DeWine forum puts spotlight on drug abuse

AG: Raid on ‘pill mills’ factor in heroin’s rise

11/18/2013
BY JIM PROVANCE
BLADE COLUMBUS BUREAU CHIEF
  • n3riggs

    Marin Riggs

  • Marin Riggs
    Marin Riggs

    COLUMBUS — Marin Riggs was a pretty, bright girl who graduated early from high school in the Columbus suburbs and had plans to study to become an ultrasound technician.

    DeWine
    DeWine

    But just two weeks after her 20th birthday last year, she instead died in her family’s bathroom from a heroin overdose, becoming another statistic in an epidemic that Ohio Attorney General Mike DeWine said Monday has spread far beyond city streets and into suburban and rural homes.

    He announced the formation of an estimated $1 million-a-year heroin unit within his office to help local law enforcement and organizations fight back against a doubling of Ohio heroin deaths during the last three years. That mission will bring Mr. DeWine to Toledo today.

    “We thought heroin was a street drug, a junkie’s drug ... ,” said Marin’s mother, Heidi Riggs, of Upper Arlington.

    “It’s not something that only happens to kids whose parents are uninvolved in their lives. It doesn’t only happen to low-income families, and it isn’t something that someone can resolve quickly. Heroin is readily available in every suburb, in every city, and every state.”

    Mr. DeWine will hold his second community forum on drug abuse today from 3 to 4:30 p.m. at the Emergency Services Training Center at 2127 Jefferson Ave., Toledo. Among those participating will be state Rep. Robert Sprague (R., Findlay), who recently chaired a House drug abuse task force; Lucas County Prosecutor Julia Bates, and Sheriff John Tharp.

    The first forum was held last month in Portsmouth in Scioto County, where much of the state’s efforts in combating opiate painkiller abuse had been focused. Mr. DeWine said the closing of “pill mills” and a legislative crackdown has likely contributed to the rise in heroin abuse.

    “As we pushed the balloon one way, it’s popped out another place,” he said. “However, that’s too simple. … The spike in heroin has been occurring before we did anything. … I suspect that it spiked more because of what we’ve done with prescription drugs.

    “I’m not sorry we did what we did because no one starts on heroin. So if we can stop people from becoming addicted to opiates, down the road in a few years those people will not become addicted to heroin.”

    A survey of 47 county coroners conducted by Mr. DeWine’s office showed that deaths attributed to heroin more than doubled from 292 in 2010 to 606 in 2013. Those numbers do not include figures from the Lucas County coroner’s office, which, Mr. DeWine’s office said, had not responded to its query.

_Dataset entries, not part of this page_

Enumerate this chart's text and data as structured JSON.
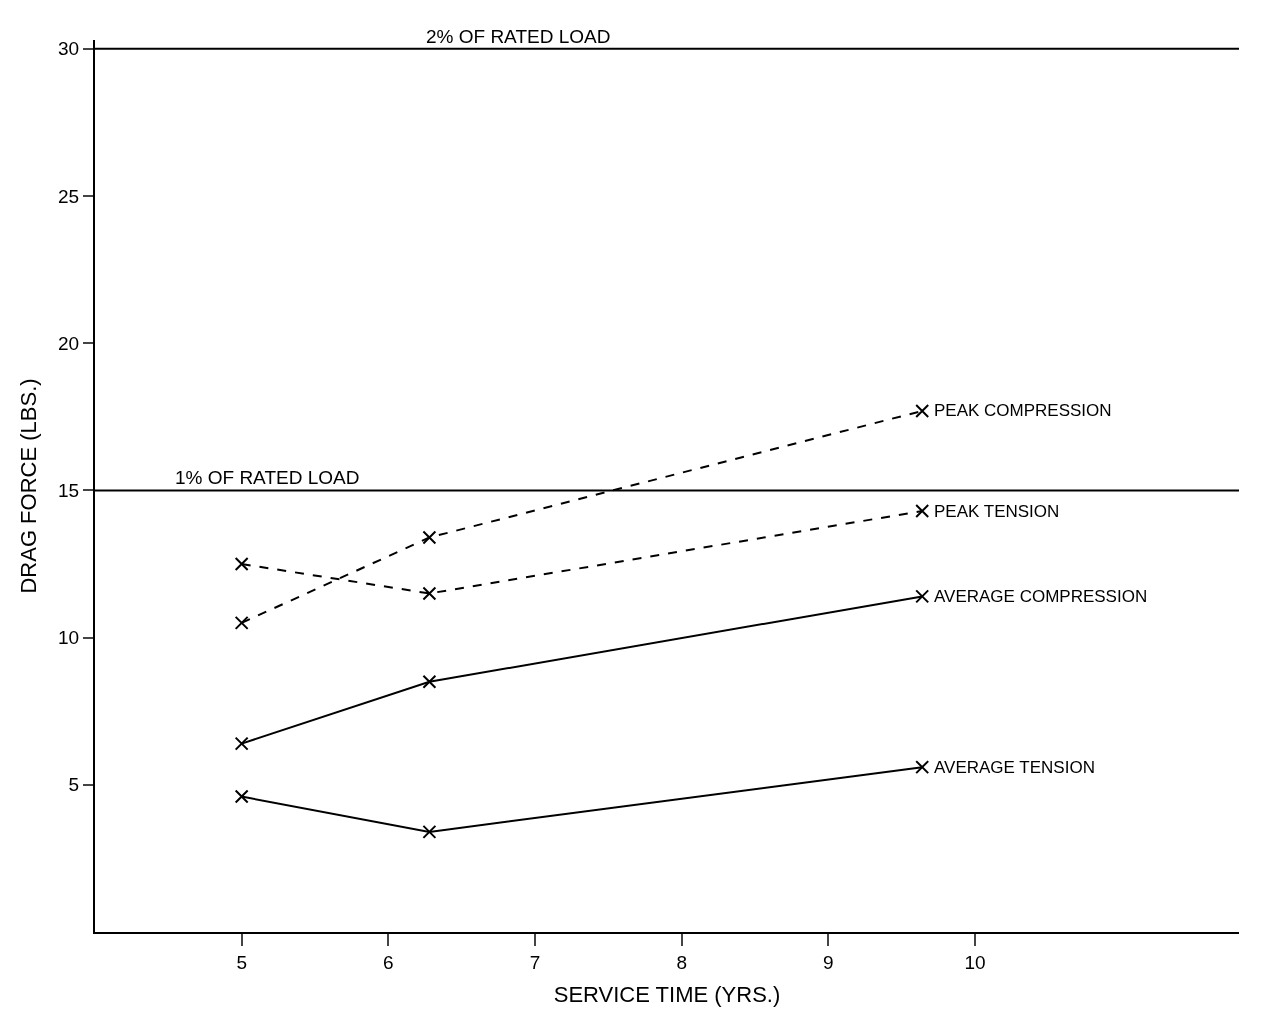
{
  "chart_data": {
    "type": "line",
    "xlabel": "SERVICE TIME (YRS.)",
    "ylabel": "DRAG FORCE (LBS.)",
    "xlim": [
      4,
      11.8
    ],
    "ylim": [
      0,
      30.3
    ],
    "xticks": [
      5,
      6,
      7,
      8,
      9,
      10
    ],
    "yticks": [
      5,
      10,
      15,
      20,
      25,
      30
    ],
    "legend": false,
    "marker": "cross",
    "series": [
      {
        "name": "PEAK COMPRESSION",
        "color": "#000000",
        "line_style": "dashed",
        "x": [
          5,
          6.28,
          9.64
        ],
        "values": [
          10.5,
          13.4,
          17.7
        ]
      },
      {
        "name": "PEAK TENSION",
        "color": "#000000",
        "line_style": "dashed",
        "x": [
          5,
          6.28,
          9.64
        ],
        "values": [
          12.5,
          11.5,
          14.3
        ]
      },
      {
        "name": "AVERAGE COMPRESSION",
        "color": "#000000",
        "line_style": "solid",
        "x": [
          5,
          6.28,
          9.64
        ],
        "values": [
          6.4,
          8.5,
          11.4
        ]
      },
      {
        "name": "AVERAGE TENSION",
        "color": "#000000",
        "line_style": "solid",
        "x": [
          5,
          6.28,
          9.64
        ],
        "values": [
          4.6,
          3.4,
          5.6
        ]
      }
    ],
    "ref_lines": [
      {
        "axis": "y",
        "value": 30,
        "label": "2% OF RATED LOAD",
        "color": "#000000"
      },
      {
        "axis": "y",
        "value": 15,
        "label": "1% OF RATED LOAD",
        "color": "#000000"
      }
    ]
  }
}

    The coroner’s office also did not return calls to The Blade on Monday. But numbers published earlier this year showed that in 2010, 14 heroin deaths occurred in the region of more than 20 northwest counties served by the Lucas toxicology lab, increasing to 31 in 2011 and 55 last year.

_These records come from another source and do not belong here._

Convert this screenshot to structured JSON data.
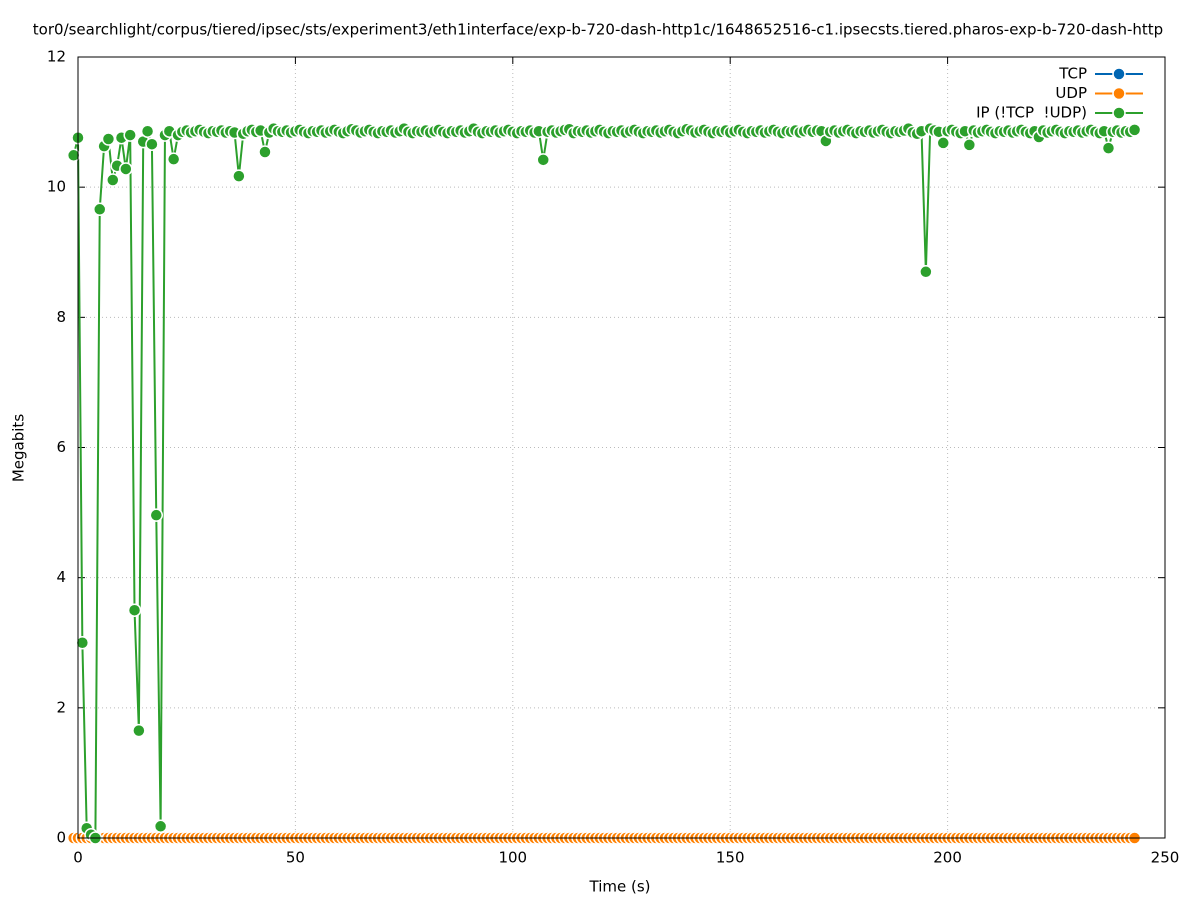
{
  "chart_data": {
    "type": "line",
    "title": "tor0/searchlight/corpus/tiered/ipsec/sts/experiment3/eth1interface/exp-b-720-dash-http1c/1648652516-c1.ipsecsts.tiered.pharos-exp-b-720-dash-http",
    "x_label": "Time (s)",
    "y_label": "Megabits",
    "xlim": [
      0,
      250
    ],
    "ylim": [
      0,
      12
    ],
    "xticks": [
      0,
      50,
      100,
      150,
      200,
      250
    ],
    "yticks": [
      0,
      2,
      4,
      6,
      8,
      10,
      12
    ],
    "grid": true,
    "legend": "top-right",
    "x": [
      -1,
      0,
      1,
      2,
      3,
      4,
      5,
      6,
      7,
      8,
      9,
      10,
      11,
      12,
      13,
      14,
      15,
      16,
      17,
      18,
      19,
      20,
      21,
      22,
      23,
      24,
      25,
      26,
      27,
      28,
      29,
      30,
      31,
      32,
      33,
      34,
      35,
      36,
      37,
      38,
      39,
      40,
      41,
      42,
      43,
      44,
      45,
      46,
      47,
      48,
      49,
      50,
      51,
      52,
      53,
      54,
      55,
      56,
      57,
      58,
      59,
      60,
      61,
      62,
      63,
      64,
      65,
      66,
      67,
      68,
      69,
      70,
      71,
      72,
      73,
      74,
      75,
      76,
      77,
      78,
      79,
      80,
      81,
      82,
      83,
      84,
      85,
      86,
      87,
      88,
      89,
      90,
      91,
      92,
      93,
      94,
      95,
      96,
      97,
      98,
      99,
      100,
      101,
      102,
      103,
      104,
      105,
      106,
      107,
      108,
      109,
      110,
      111,
      112,
      113,
      114,
      115,
      116,
      117,
      118,
      119,
      120,
      121,
      122,
      123,
      124,
      125,
      126,
      127,
      128,
      129,
      130,
      131,
      132,
      133,
      134,
      135,
      136,
      137,
      138,
      139,
      140,
      141,
      142,
      143,
      144,
      145,
      146,
      147,
      148,
      149,
      150,
      151,
      152,
      153,
      154,
      155,
      156,
      157,
      158,
      159,
      160,
      161,
      162,
      163,
      164,
      165,
      166,
      167,
      168,
      169,
      170,
      171,
      172,
      173,
      174,
      175,
      176,
      177,
      178,
      179,
      180,
      181,
      182,
      183,
      184,
      185,
      186,
      187,
      188,
      189,
      190,
      191,
      192,
      193,
      194,
      195,
      196,
      197,
      198,
      199,
      200,
      201,
      202,
      203,
      204,
      205,
      206,
      207,
      208,
      209,
      210,
      211,
      212,
      213,
      214,
      215,
      216,
      217,
      218,
      219,
      220,
      221,
      222,
      223,
      224,
      225,
      226,
      227,
      228,
      229,
      230,
      231,
      232,
      233,
      234,
      235,
      236,
      237,
      238,
      239,
      240,
      241,
      242,
      243
    ],
    "series": [
      {
        "name": "TCP",
        "color": "#0066b3",
        "values": [
          0,
          0,
          0,
          0,
          0,
          0,
          0,
          0,
          0,
          0,
          0,
          0,
          0,
          0,
          0,
          0,
          0,
          0,
          0,
          0,
          0,
          0,
          0,
          0,
          0,
          0,
          0,
          0,
          0,
          0,
          0,
          0,
          0,
          0,
          0,
          0,
          0,
          0,
          0,
          0,
          0,
          0,
          0,
          0,
          0,
          0,
          0,
          0,
          0,
          0,
          0,
          0,
          0,
          0,
          0,
          0,
          0,
          0,
          0,
          0,
          0,
          0,
          0,
          0,
          0,
          0,
          0,
          0,
          0,
          0,
          0,
          0,
          0,
          0,
          0,
          0,
          0,
          0,
          0,
          0,
          0,
          0,
          0,
          0,
          0,
          0,
          0,
          0,
          0,
          0,
          0,
          0,
          0,
          0,
          0,
          0,
          0,
          0,
          0,
          0,
          0,
          0,
          0,
          0,
          0,
          0,
          0,
          0,
          0,
          0,
          0,
          0,
          0,
          0,
          0,
          0,
          0,
          0,
          0,
          0,
          0,
          0,
          0,
          0,
          0,
          0,
          0,
          0,
          0,
          0,
          0,
          0,
          0,
          0,
          0,
          0,
          0,
          0,
          0,
          0,
          0,
          0,
          0,
          0,
          0,
          0,
          0,
          0,
          0,
          0,
          0,
          0,
          0,
          0,
          0,
          0,
          0,
          0,
          0,
          0,
          0,
          0,
          0,
          0,
          0,
          0,
          0,
          0,
          0,
          0,
          0,
          0,
          0,
          0,
          0,
          0,
          0,
          0,
          0,
          0,
          0,
          0,
          0,
          0,
          0,
          0,
          0,
          0,
          0,
          0,
          0,
          0,
          0,
          0,
          0,
          0,
          0,
          0,
          0,
          0,
          0,
          0,
          0,
          0,
          0,
          0,
          0,
          0,
          0,
          0,
          0,
          0,
          0,
          0,
          0,
          0,
          0,
          0,
          0,
          0,
          0,
          0,
          0,
          0,
          0,
          0,
          0,
          0,
          0,
          0,
          0,
          0,
          0,
          0,
          0,
          0,
          0,
          0,
          0,
          0,
          0,
          0,
          0,
          0,
          0
        ]
      },
      {
        "name": "UDP",
        "color": "#ff8000",
        "values": [
          0,
          0,
          0,
          0,
          0,
          0,
          0,
          0,
          0,
          0,
          0,
          0,
          0,
          0,
          0,
          0,
          0,
          0,
          0,
          0,
          0,
          0,
          0,
          0,
          0,
          0,
          0,
          0,
          0,
          0,
          0,
          0,
          0,
          0,
          0,
          0,
          0,
          0,
          0,
          0,
          0,
          0,
          0,
          0,
          0,
          0,
          0,
          0,
          0,
          0,
          0,
          0,
          0,
          0,
          0,
          0,
          0,
          0,
          0,
          0,
          0,
          0,
          0,
          0,
          0,
          0,
          0,
          0,
          0,
          0,
          0,
          0,
          0,
          0,
          0,
          0,
          0,
          0,
          0,
          0,
          0,
          0,
          0,
          0,
          0,
          0,
          0,
          0,
          0,
          0,
          0,
          0,
          0,
          0,
          0,
          0,
          0,
          0,
          0,
          0,
          0,
          0,
          0,
          0,
          0,
          0,
          0,
          0,
          0,
          0,
          0,
          0,
          0,
          0,
          0,
          0,
          0,
          0,
          0,
          0,
          0,
          0,
          0,
          0,
          0,
          0,
          0,
          0,
          0,
          0,
          0,
          0,
          0,
          0,
          0,
          0,
          0,
          0,
          0,
          0,
          0,
          0,
          0,
          0,
          0,
          0,
          0,
          0,
          0,
          0,
          0,
          0,
          0,
          0,
          0,
          0,
          0,
          0,
          0,
          0,
          0,
          0,
          0,
          0,
          0,
          0,
          0,
          0,
          0,
          0,
          0,
          0,
          0,
          0,
          0,
          0,
          0,
          0,
          0,
          0,
          0,
          0,
          0,
          0,
          0,
          0,
          0,
          0,
          0,
          0,
          0,
          0,
          0,
          0,
          0,
          0,
          0,
          0,
          0,
          0,
          0,
          0,
          0,
          0,
          0,
          0,
          0,
          0,
          0,
          0,
          0,
          0,
          0,
          0,
          0,
          0,
          0,
          0,
          0,
          0,
          0,
          0,
          0,
          0,
          0,
          0,
          0,
          0,
          0,
          0,
          0,
          0,
          0,
          0,
          0,
          0,
          0,
          0,
          0,
          0,
          0,
          0,
          0,
          0,
          0
        ]
      },
      {
        "name": "IP (!TCP  !UDP)",
        "color": "#2ca02c",
        "values": [
          10.49,
          10.76,
          3.0,
          0.15,
          0.05,
          0,
          9.66,
          10.63,
          10.74,
          10.11,
          10.33,
          10.76,
          10.28,
          10.8,
          3.5,
          1.65,
          10.7,
          10.86,
          10.66,
          4.96,
          0.18,
          10.8,
          10.86,
          10.43,
          10.8,
          10.85,
          10.87,
          10.84,
          10.86,
          10.88,
          10.85,
          10.83,
          10.86,
          10.85,
          10.87,
          10.84,
          10.86,
          10.84,
          10.17,
          10.82,
          10.86,
          10.88,
          10.85,
          10.87,
          10.54,
          10.84,
          10.9,
          10.86,
          10.85,
          10.87,
          10.84,
          10.86,
          10.88,
          10.85,
          10.83,
          10.86,
          10.85,
          10.87,
          10.84,
          10.86,
          10.88,
          10.85,
          10.83,
          10.86,
          10.89,
          10.87,
          10.84,
          10.86,
          10.88,
          10.85,
          10.83,
          10.86,
          10.85,
          10.87,
          10.84,
          10.86,
          10.9,
          10.85,
          10.83,
          10.86,
          10.85,
          10.87,
          10.84,
          10.86,
          10.88,
          10.85,
          10.83,
          10.86,
          10.85,
          10.87,
          10.84,
          10.86,
          10.9,
          10.85,
          10.83,
          10.86,
          10.85,
          10.87,
          10.84,
          10.86,
          10.88,
          10.85,
          10.83,
          10.86,
          10.85,
          10.87,
          10.84,
          10.86,
          10.42,
          10.85,
          10.87,
          10.84,
          10.86,
          10.88,
          10.89,
          10.83,
          10.86,
          10.85,
          10.87,
          10.84,
          10.86,
          10.88,
          10.85,
          10.83,
          10.86,
          10.85,
          10.87,
          10.84,
          10.86,
          10.88,
          10.85,
          10.83,
          10.86,
          10.85,
          10.87,
          10.84,
          10.86,
          10.88,
          10.85,
          10.83,
          10.86,
          10.89,
          10.87,
          10.84,
          10.86,
          10.88,
          10.85,
          10.83,
          10.86,
          10.85,
          10.87,
          10.84,
          10.86,
          10.88,
          10.85,
          10.83,
          10.86,
          10.85,
          10.87,
          10.84,
          10.86,
          10.88,
          10.85,
          10.83,
          10.86,
          10.85,
          10.87,
          10.84,
          10.86,
          10.88,
          10.85,
          10.87,
          10.86,
          10.71,
          10.85,
          10.87,
          10.84,
          10.86,
          10.88,
          10.85,
          10.83,
          10.86,
          10.85,
          10.87,
          10.84,
          10.86,
          10.88,
          10.85,
          10.83,
          10.86,
          10.85,
          10.87,
          10.9,
          10.84,
          10.82,
          10.86,
          8.7,
          10.9,
          10.87,
          10.85,
          10.68,
          10.86,
          10.88,
          10.85,
          10.83,
          10.86,
          10.65,
          10.87,
          10.84,
          10.86,
          10.88,
          10.85,
          10.83,
          10.86,
          10.85,
          10.87,
          10.84,
          10.86,
          10.88,
          10.85,
          10.83,
          10.86,
          10.77,
          10.87,
          10.84,
          10.86,
          10.88,
          10.85,
          10.83,
          10.86,
          10.85,
          10.87,
          10.84,
          10.86,
          10.88,
          10.85,
          10.83,
          10.86,
          10.6,
          10.85,
          10.87,
          10.84,
          10.86,
          10.85,
          10.88
        ]
      }
    ]
  }
}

    Lucas County accounted for an estimated 60 percent of those cases.

    Former Hamilton County Commissioner David Pepper, the Republican attorney general’s probable Democratic opponent next year, said law enforcement across the state has been well aware it has a heroin epidemic even as state aid was cut to local governments on the front lines.

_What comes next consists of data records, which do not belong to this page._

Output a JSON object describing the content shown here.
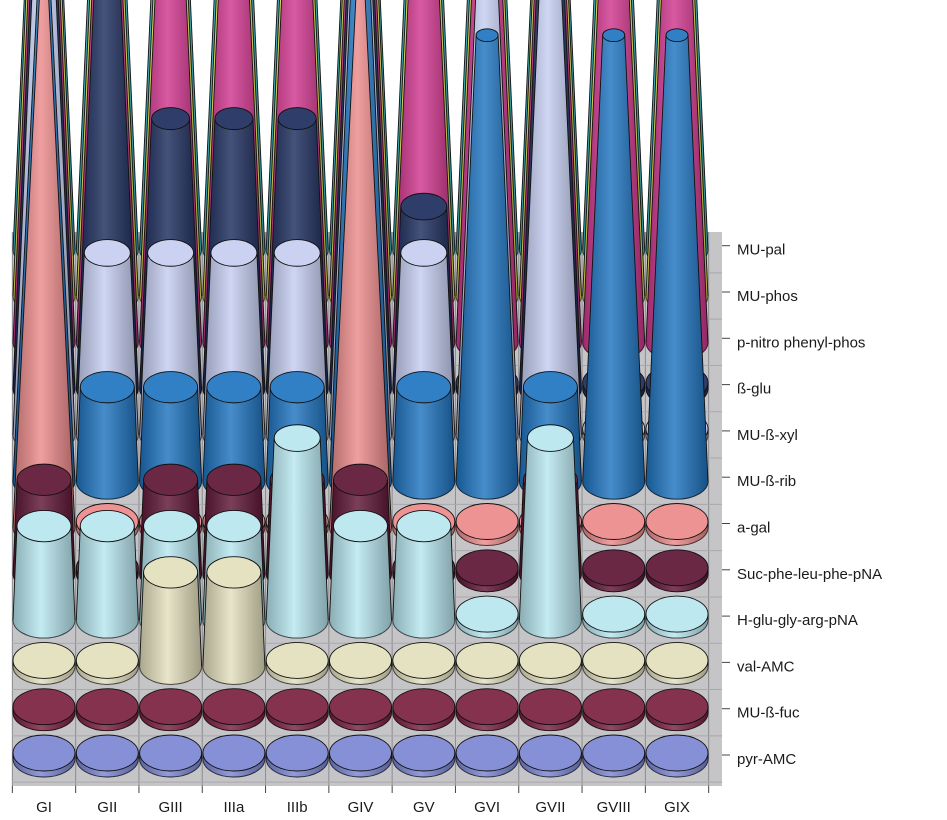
{
  "chart_data": {
    "type": "3d-cone-matrix",
    "groups": [
      "GI",
      "GII",
      "GIII",
      "IIIa",
      "IIIb",
      "GIV",
      "GV",
      "GVI",
      "GVII",
      "GVIII",
      "GIX"
    ],
    "substrates": [
      {
        "name": "pyr-AMC",
        "color": "#7b86d2"
      },
      {
        "name": "MU-ß-fuc",
        "color": "#7a2040"
      },
      {
        "name": "val-AMC",
        "color": "#e3dfbd"
      },
      {
        "name": "H-glu-gly-arg-pNA",
        "color": "#b7e6ef"
      },
      {
        "name": "Suc-phe-leu-phe-pNA",
        "color": "#5e1535"
      },
      {
        "name": "a-gal",
        "color": "#eb8a8a"
      },
      {
        "name": "MU-ß-rib",
        "color": "#1f74c0"
      },
      {
        "name": "MU-ß-xyl",
        "color": "#c5cdf0"
      },
      {
        "name": "ß-glu",
        "color": "#1c2c5c"
      },
      {
        "name": "p-nitro phenyl-phos",
        "color": "#d0368e"
      },
      {
        "name": "MU-phos",
        "color": "#f2ee50"
      },
      {
        "name": "MU-pal",
        "color": "#3fc7d8"
      }
    ],
    "values": [
      [
        0,
        0,
        0,
        1,
        1,
        7,
        7,
        6,
        6,
        6,
        6,
        5
      ],
      [
        0,
        0,
        0,
        1,
        0,
        0,
        1,
        2,
        5,
        5,
        5,
        5
      ],
      [
        0,
        0,
        1,
        1,
        1,
        0,
        1,
        2,
        3,
        5,
        5,
        5
      ],
      [
        0,
        0,
        1,
        1,
        1,
        0,
        1,
        2,
        3,
        5,
        5,
        5
      ],
      [
        0,
        0,
        0,
        2,
        1,
        0,
        1,
        2,
        3,
        5,
        5,
        5
      ],
      [
        0,
        0,
        0,
        1,
        1,
        7,
        6,
        6,
        6,
        6,
        6,
        5
      ],
      [
        0,
        0,
        0,
        1,
        0,
        0,
        1,
        2,
        2,
        4,
        4,
        5
      ],
      [
        0,
        0,
        0,
        0,
        0,
        0,
        5,
        5,
        0,
        4,
        5,
        5
      ],
      [
        0,
        0,
        0,
        2,
        1,
        0,
        1,
        5,
        6,
        6,
        6,
        5
      ],
      [
        0,
        0,
        0,
        0,
        0,
        0,
        5,
        0,
        0,
        5,
        5,
        5
      ],
      [
        0,
        0,
        0,
        0,
        0,
        0,
        5,
        0,
        0,
        4,
        4,
        4
      ]
    ]
  }
}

    “I’m glad the attorney general is focusing on this,” Mr. Pepper said. “My criticism is that he’s been involved in so many other debates like fighting [Affordable Care Act-mandated contraception coverage] in courts around the country rather than this type of role that the attorney general should be playing.

    “If I were attorney general, it wouldn’t be three years into an epidemic before I start pulling together a unit to deal with it.”